An obvious-in-hindsight and yet still shocking experience was to spend deep quality time with non-immigrant East Asians. To me, the Chinese immigrant is someone who loves studying, making money, getting highly visible quantitative achievements, and is extremely competitive. But actually experiencing daily life in East Asia exposes you to a large number of people from all different points on the bell curve. In just a few weeks I met: people with great dreams and small dreams; who are full of love and energy, or burnt out from the new economy and just cynically scraping by; who dropped out of college, or even high school; fashionable supermodel delinquents sitting on the streets, smoking cigarettes with their friends; a government worker who pridefully refused to please his superiors; a wealthy bartender whose secret interest was medieval Mongolian history; people who have strong opinions on right and wrong, past and present; who are religious and love their country; people who drunkenly play elaborate Confucian etiquette games at large parties; people who chose unconventional paths and somehow found themselves as business owners. And to all of this, add my extended family members, most of whom I'd never met before in my life, loving and affectionate people, tender old grandparents and tiny giggling children, connected to me by blood and history, telling me stories about our shared ancestors.

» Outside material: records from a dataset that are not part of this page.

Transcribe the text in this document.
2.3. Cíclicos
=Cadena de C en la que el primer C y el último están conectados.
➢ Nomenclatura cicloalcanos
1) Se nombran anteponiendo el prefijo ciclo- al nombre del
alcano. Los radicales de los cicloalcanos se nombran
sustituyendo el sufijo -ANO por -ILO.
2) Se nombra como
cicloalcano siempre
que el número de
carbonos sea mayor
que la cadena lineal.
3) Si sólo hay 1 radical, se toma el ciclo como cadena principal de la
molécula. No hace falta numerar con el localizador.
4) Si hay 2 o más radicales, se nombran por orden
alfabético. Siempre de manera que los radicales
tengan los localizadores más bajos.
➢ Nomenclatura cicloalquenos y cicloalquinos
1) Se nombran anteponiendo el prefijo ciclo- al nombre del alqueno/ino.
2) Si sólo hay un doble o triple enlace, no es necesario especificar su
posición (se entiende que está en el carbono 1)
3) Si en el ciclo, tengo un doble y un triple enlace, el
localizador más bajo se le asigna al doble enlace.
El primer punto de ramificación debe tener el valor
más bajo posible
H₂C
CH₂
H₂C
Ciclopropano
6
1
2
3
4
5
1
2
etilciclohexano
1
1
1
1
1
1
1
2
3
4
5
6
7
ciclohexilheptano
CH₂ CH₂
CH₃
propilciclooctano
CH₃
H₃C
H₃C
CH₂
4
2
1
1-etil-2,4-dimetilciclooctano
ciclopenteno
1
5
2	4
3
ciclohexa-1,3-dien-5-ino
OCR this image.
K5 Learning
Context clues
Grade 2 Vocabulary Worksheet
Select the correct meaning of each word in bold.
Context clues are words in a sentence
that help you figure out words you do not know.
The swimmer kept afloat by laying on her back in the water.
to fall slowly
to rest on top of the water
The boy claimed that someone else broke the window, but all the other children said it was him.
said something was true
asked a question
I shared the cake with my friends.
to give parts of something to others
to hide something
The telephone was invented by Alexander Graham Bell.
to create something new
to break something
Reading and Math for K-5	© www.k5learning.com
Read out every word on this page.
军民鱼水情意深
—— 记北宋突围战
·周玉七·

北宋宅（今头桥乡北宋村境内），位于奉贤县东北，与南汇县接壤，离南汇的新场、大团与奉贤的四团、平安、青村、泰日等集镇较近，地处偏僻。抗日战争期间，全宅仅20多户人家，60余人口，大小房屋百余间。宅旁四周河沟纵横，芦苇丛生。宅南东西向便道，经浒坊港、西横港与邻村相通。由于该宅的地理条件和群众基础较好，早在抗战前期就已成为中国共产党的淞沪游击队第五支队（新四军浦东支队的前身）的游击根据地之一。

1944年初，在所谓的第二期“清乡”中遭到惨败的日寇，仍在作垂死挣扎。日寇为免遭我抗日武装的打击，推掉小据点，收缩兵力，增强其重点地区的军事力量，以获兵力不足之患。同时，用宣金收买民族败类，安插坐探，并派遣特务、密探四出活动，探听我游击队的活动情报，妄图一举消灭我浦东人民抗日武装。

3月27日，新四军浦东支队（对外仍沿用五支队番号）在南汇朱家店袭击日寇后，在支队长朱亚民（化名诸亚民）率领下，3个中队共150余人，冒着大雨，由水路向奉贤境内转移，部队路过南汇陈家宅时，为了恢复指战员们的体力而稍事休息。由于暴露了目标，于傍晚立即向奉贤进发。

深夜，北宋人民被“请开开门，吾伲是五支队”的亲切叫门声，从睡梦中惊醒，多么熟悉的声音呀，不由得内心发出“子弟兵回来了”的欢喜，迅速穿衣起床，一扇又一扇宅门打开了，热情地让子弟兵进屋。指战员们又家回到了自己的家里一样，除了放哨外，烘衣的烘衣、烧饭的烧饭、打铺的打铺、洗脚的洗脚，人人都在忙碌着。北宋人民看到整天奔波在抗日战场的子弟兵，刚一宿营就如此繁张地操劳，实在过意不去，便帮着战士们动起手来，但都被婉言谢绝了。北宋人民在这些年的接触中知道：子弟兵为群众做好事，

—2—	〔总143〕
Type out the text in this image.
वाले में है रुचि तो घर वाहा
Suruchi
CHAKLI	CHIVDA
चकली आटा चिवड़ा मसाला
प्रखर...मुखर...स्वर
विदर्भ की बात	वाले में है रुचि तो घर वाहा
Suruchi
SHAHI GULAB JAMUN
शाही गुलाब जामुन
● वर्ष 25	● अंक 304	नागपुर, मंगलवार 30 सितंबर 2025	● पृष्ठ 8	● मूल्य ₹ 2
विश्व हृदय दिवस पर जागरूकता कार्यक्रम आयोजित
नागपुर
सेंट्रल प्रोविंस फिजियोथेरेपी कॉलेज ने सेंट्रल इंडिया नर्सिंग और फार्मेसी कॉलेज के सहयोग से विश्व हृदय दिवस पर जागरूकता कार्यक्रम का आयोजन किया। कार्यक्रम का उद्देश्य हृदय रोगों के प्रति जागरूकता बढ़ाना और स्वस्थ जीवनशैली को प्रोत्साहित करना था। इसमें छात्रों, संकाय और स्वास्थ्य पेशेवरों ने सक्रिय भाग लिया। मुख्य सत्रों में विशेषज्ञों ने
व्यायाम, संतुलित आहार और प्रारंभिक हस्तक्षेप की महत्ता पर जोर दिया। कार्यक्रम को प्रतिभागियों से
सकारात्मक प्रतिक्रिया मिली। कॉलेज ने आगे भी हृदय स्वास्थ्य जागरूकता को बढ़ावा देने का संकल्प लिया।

Being an overseas Chinese means you only get to be friends with a teeny tiny demographic province of 3 percent, the small herd of people who chose to leave their country in the pursuit of great success and opportunity, a minuscule droplet in the vast sea of personal existence. Being in the homeland means communion and understanding with the other 97 percent, those real individuals filled with hot human blood and differently-colored lives, people whose stories are often forgotten and neglected abroad, a massive blind spot in the diaspora vision. In our fast-paced and chaotic times, feeling at home is a great privilege which is denied to many. If we've already gotten used to a mediocre world, we might forget to reach our hands out to grasp for something more. Zhuangzi 庄子 said: "A frog in the well (井底之蛙) cannot conceive of the vast ocean." In the next few days, I hope to keep swimming in this vast ocean and to escape from the well of my limited experiences, to unlock the 100 percent, to learn something more about being a real human.